In 2019, the United States classified the IRGC as a foreign terrorist organization. The IRGC controls more than 50% of Iran’s economy, according to some estimates, and Germany remains Iran’s largest European trading partner. Mid-size engineering companies conduct robust business deals with Iran’s regime.
Germany’s foreign policy has largely been viewed as hardcore appeasement of Khamenei’s regime. A telling example was after a German court convicted a Pakistani man in 2017, who was paid by the IRGC to engage in an assassination plot targeting pro-Israel advocates. The then-foreign minister, Sigmar Gabriel, secretly summoned Iran’s ambassador for a warning. The Quds Force—a part of the IRGC—paid Pakistani Syed Mustaf at least 2,052 euros from July 2015 to 2016 to spy on Jewish and Israel institutions and carry out the assassination plot.

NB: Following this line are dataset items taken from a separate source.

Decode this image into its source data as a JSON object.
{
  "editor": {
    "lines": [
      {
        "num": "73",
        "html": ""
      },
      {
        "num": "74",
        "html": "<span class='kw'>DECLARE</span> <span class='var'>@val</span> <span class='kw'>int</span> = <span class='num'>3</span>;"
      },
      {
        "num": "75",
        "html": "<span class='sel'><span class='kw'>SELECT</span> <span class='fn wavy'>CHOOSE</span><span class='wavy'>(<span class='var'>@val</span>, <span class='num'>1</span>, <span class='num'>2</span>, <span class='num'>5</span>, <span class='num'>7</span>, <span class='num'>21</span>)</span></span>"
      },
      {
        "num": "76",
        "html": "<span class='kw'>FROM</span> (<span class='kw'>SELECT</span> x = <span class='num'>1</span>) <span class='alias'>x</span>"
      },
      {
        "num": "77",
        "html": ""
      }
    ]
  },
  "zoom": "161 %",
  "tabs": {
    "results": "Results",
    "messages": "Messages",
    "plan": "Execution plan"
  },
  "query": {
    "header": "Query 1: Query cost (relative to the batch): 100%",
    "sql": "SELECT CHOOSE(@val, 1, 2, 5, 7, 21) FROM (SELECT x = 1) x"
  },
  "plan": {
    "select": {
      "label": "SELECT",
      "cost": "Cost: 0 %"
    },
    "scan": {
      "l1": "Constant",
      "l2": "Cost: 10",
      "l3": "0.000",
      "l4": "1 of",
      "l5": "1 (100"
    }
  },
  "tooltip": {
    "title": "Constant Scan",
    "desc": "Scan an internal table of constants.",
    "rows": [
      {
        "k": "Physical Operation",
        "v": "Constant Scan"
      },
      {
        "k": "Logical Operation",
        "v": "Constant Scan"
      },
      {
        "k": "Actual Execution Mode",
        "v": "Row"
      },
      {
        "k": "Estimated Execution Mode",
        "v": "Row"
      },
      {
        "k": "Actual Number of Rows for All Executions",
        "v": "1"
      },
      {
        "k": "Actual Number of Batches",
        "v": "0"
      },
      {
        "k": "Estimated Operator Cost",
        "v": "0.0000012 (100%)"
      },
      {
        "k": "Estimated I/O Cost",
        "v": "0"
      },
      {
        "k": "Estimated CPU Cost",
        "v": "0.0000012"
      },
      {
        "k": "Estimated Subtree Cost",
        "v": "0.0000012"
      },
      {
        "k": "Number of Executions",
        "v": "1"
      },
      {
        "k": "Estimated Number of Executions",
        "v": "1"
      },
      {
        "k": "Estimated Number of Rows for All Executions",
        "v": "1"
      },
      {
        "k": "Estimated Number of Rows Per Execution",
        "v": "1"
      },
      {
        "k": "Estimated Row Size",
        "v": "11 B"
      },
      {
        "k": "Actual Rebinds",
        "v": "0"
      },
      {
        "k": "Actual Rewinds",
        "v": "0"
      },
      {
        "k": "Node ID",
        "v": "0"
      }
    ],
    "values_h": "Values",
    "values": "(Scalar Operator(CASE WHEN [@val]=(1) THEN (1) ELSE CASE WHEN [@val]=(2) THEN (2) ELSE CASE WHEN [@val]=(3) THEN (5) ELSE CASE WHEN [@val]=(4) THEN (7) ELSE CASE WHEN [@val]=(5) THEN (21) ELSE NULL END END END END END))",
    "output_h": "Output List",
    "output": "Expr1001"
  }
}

Germany’s annual intelligence reports are routinely filled with passages about Iranian agents conducting spy operations against dissidents in the Federal Republic. The hubs of Iran’s espionage network are its embassy and the Khamenei-controlled Islamic Center of Hamburg.

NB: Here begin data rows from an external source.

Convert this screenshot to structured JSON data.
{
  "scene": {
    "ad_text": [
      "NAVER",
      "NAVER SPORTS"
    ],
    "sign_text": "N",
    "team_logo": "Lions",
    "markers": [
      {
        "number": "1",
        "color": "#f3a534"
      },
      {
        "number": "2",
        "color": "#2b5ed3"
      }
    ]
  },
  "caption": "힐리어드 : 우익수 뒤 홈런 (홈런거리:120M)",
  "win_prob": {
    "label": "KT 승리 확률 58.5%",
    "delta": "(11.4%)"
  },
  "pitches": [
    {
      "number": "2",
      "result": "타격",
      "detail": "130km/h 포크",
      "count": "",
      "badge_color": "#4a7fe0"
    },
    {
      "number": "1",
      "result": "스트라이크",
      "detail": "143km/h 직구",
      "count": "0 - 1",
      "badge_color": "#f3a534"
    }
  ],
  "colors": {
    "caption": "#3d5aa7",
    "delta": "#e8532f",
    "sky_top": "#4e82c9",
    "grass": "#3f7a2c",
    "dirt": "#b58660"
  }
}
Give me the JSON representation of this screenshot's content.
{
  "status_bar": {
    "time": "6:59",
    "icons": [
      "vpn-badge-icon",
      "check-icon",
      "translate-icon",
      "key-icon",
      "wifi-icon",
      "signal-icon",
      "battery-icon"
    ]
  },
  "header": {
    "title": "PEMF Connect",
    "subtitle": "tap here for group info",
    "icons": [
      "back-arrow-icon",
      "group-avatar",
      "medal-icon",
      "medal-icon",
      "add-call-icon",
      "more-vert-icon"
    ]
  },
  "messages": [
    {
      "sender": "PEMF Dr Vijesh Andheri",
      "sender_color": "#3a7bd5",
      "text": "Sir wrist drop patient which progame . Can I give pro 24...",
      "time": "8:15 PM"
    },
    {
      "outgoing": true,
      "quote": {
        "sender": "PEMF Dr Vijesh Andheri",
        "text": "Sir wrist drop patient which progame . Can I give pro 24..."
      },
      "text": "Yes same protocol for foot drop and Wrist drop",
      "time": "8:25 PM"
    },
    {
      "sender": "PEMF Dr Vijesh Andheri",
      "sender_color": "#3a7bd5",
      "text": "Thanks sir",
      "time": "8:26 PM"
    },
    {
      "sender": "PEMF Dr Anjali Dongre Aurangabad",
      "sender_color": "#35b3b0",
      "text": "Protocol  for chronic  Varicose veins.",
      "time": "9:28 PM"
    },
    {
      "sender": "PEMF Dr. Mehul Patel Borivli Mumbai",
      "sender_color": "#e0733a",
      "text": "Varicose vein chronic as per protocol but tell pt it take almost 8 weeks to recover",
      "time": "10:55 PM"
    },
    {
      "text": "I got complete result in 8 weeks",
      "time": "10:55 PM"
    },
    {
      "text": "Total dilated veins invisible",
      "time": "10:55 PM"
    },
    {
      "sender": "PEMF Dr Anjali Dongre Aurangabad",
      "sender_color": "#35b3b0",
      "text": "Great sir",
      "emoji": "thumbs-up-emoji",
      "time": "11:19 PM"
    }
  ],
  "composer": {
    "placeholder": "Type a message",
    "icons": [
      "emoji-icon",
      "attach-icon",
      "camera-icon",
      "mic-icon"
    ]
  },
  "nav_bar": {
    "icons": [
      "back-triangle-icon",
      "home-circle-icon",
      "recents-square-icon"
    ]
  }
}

The US-based Iran expert, Alireza Nader, told Iran International that “The German government must take the regime’s presence on German soil seriously by expelling all regime agents and closing down regime centers of influence. The Islamic Republic has been allowed to use Germany as its European center of influence and operations for too long.”
Jason Brodsky, the policy director for the US-based United Against Nuclear Iran, conveyed to Iran International that “Germany should be making a concerted push in the EU now to build consensus to sanction the IRGC as a terrorist organization. It should also be downgrading diplomatic ties with the Islamic Republic, namely withdrawing its ambassador and declaring a number of Iranian diplomats persona non-grata. It should also be banning Iranian banks from operating in Germany.”
According to a March 15 study by Gabriel Noronha , who served from 2019 to 2021 as a Special Advisor for the Iran Action Group at the US Department of State, Germany allows numerous “terror-tied banks” from Iran to operate.
The Tehran-born Ben Sabti, an expert on Iranian Jews from the Israeli National Security and Strategy Institute, does not believe Germany will do anything serious in response to the Iranian regime's planned terrorism attack on the Bochum synagogue. “They are afraid to do anything against Iran, Sabti told Iran International about the German government, adding that Germany “should define the IRGC as a terrorist group.”